НИИ гастроэнтерологии СибГМУ, г. Северск, Томская обл.

 Жерлов Г.К., Кошель А.П., Воробьев В.М., Ермолаев Ю.Д.

Язвенные гастродуоденальные кровотечения являются актуальной проблемой экстренной хирургии в связи с частой встречаемостью и высокой летальностью. Проведен анализ результатов лечения 782 больных с язвенной болезнью желудка (239), двенадцатиперстной кишки (488), а также больных с сочетанными язвами (37) и пептической язвой гастроэнтероанастомоза (18), осложненной кровотечением.

Выбор тактики лечения основывался на данных экстренной фиброгастроскопии, с помощью которой устанавливали локализацию и тяжесть кровотечения по шкале J. Forrest. Лечение начинали в условиях отделения интенсивной терапии с обязательным эндоскопическим контролем «по программе». В экстренном порядке оперировано 5,9% больных, в срочном порядке — 16,4% пациентов от всех поступивших с кровотечением. В отсроченном и плановом порядке оперативное лечение проведено у 21,7% больных. Послеоперационная летальность составила 3,8%. Осложнения после операции имели место у 12,2% больных.

По результатам исследования сделан вывод, что в лечении язвенных гастродуоденальных кровотечений следует придерживаться индивидуальной активно-выжидательной тактики, основанной на соматическом состоянии пациента, длительности язвенного анамнеза и локализации язвы, наличии эпизодов гастродуоденального кровотечения в прошлом, а также интенсивности кровотечения (по J. Forrest) и эффективности консервативного гемостаза.

^ язвенная болезнь желудка и двенадцатиперстной кишки, неварикозное кровотечение, хирургическое лечение.

Ulcerative gastroduodenal bleedings remain the actual problem of emergency surgery because of quite frequency and high mortality. The analysis of treatment results in 782 patients was conducted.

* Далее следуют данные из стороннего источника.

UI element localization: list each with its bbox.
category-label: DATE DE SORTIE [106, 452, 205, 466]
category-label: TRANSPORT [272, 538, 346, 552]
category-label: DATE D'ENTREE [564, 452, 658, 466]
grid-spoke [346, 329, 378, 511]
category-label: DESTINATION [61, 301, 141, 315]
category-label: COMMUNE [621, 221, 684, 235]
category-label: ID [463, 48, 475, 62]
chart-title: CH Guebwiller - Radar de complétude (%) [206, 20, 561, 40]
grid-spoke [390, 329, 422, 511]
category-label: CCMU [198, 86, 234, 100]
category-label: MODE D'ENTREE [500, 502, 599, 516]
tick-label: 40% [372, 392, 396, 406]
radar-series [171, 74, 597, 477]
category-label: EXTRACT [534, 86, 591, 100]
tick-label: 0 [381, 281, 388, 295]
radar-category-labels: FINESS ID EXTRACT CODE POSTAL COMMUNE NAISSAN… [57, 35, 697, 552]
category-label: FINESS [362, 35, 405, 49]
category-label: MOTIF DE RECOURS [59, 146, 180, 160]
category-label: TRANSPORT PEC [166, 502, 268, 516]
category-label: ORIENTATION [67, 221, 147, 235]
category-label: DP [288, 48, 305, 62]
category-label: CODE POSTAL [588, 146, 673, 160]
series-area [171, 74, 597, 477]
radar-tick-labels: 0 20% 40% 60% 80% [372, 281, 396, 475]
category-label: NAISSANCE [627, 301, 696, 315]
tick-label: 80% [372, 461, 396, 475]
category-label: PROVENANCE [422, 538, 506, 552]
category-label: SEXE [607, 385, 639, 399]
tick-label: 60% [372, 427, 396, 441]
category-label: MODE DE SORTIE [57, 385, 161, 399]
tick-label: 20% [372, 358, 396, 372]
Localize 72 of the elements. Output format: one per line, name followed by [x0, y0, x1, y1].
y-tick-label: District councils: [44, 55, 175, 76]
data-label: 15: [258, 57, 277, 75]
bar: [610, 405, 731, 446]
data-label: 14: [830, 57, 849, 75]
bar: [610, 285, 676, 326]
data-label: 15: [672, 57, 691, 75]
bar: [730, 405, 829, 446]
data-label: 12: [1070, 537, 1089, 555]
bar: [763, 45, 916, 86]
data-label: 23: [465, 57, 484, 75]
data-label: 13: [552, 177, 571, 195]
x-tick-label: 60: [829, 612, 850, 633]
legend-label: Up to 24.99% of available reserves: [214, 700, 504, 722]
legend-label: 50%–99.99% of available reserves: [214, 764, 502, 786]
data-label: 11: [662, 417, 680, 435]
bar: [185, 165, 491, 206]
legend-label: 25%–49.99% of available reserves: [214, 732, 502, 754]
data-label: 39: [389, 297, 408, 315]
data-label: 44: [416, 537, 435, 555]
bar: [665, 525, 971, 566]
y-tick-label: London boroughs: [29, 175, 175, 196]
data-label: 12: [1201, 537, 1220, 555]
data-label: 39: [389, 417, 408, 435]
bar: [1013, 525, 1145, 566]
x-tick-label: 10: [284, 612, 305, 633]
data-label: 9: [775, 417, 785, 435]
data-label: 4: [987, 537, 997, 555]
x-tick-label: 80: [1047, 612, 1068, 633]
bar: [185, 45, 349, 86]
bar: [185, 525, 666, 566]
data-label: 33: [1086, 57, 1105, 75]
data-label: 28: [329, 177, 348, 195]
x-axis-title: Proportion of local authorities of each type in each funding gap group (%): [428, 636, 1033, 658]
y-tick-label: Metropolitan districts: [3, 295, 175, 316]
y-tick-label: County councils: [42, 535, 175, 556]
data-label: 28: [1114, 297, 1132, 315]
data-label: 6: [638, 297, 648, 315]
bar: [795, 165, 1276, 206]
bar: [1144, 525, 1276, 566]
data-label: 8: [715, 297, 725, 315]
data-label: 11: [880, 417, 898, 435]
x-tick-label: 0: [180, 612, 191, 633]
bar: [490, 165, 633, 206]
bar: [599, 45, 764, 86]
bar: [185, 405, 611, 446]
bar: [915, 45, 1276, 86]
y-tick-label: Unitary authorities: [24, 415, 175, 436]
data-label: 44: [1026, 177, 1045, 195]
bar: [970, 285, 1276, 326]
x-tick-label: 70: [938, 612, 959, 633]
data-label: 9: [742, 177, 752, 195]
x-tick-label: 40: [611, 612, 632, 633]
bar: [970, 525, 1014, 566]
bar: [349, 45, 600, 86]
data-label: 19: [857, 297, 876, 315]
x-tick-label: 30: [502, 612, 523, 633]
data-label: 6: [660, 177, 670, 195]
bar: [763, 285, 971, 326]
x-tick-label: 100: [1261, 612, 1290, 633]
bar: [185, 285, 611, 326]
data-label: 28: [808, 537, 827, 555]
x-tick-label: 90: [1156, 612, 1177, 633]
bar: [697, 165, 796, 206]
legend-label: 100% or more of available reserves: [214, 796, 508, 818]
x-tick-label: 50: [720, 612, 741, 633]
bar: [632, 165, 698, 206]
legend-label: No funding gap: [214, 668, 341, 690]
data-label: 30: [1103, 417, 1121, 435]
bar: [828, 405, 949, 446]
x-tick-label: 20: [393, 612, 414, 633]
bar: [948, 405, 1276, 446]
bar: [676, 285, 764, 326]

There were 239 patients with gastric ulcers, 488 patients with duodenal ulcers, 37 patients with combined ulcers and 18 patients with bleeding peptic ulcers of gastroenteranastomosis.

The choice of surgical policy was based on emergency fibrogastroscopy findings. According to these findings the locality and severity of bleeding were defined using J. Forrest scale. The treatment began in intensive care with obligatory endoscopic control “by the program”. Emergency operations were performed in 5,9% cases and urgent operations were performed in 16.4% cases of all
patients who suffered with bleeding. There were 21,7% patients with operative treatment in remote and planned order. Postoperative mortality was 3,8%. Postoperative complications were in 12,2% patients.

There were consider that the treatment of ulcerative gastroduodenal bleedings should be based on the individual active and waiting policy concluding in somatic patient’s condition, duration of ulcerative anamnesis, presence of gastroduodenal bleedings in the past, ulcer location, and bleeding intensity (using J. Forrest scale) and effectiveness of conservative hemostasis.

Key words: peptic ulcer, nonvariceal gastrointestinal bleeding, surgical treatment.

УДК 616.33–002.44–005.1–08


Введение

Кровотечение из язвы желудка или двенадцатиперстной кишки (ДПК) является одной из самых актуальных проблем ургентной хирургии [8—10, 12—14]. Стабильно высоким остается уровень летальности, который колеблется в пределах 10% [8, 11, 15].

В настоящее время в хирургии язвенной болезни, осложненной гастродуоденальными кровотечениями, различают активную, активно-выжидательную и выжидательную тактику. Вместе с тем число сторонников и противников каждой из них периодически меняется. Так, широкое внедрение в клиническую практику современной эндоскопической техники, позволяющей проводить остановку кровотечения из аррозированных сосудов в дне язвы, появление новых поколений противоязвенных, кислотоснижающих и гемостатических средств, совершенствование методов консервативного лечения язвенной болезни склоняют чашу весов в пользу активно-выжидательной тактики. Однако до настоящего времени среди основных причин летальных исходов при желудочно-кишечном кровотечении далеко не последнее место занимает запоздалое решение о необходимости операции [9]. Так, по данным А.А. Крылова с соавт. [6], если летальность при активной тактике не превышает 5%, то при активно-выжидательной она достигает 29%, «операции отчаяния», выполняемые на фоне рецидива кровотечения, приводят к гибели до 45% больных.

Большинство хирургов считают, что единственным радикальным способом остановки кровотечения при гастродуоденальных язвах является резекция желудка [2, 6]. Вместе с тем в последнее время отмечается увеличение числа органосохраняющих операций (различные варианты ваготомии с иссечением кровоточащей язвы и дренирующими операциями) [1, 3, 7].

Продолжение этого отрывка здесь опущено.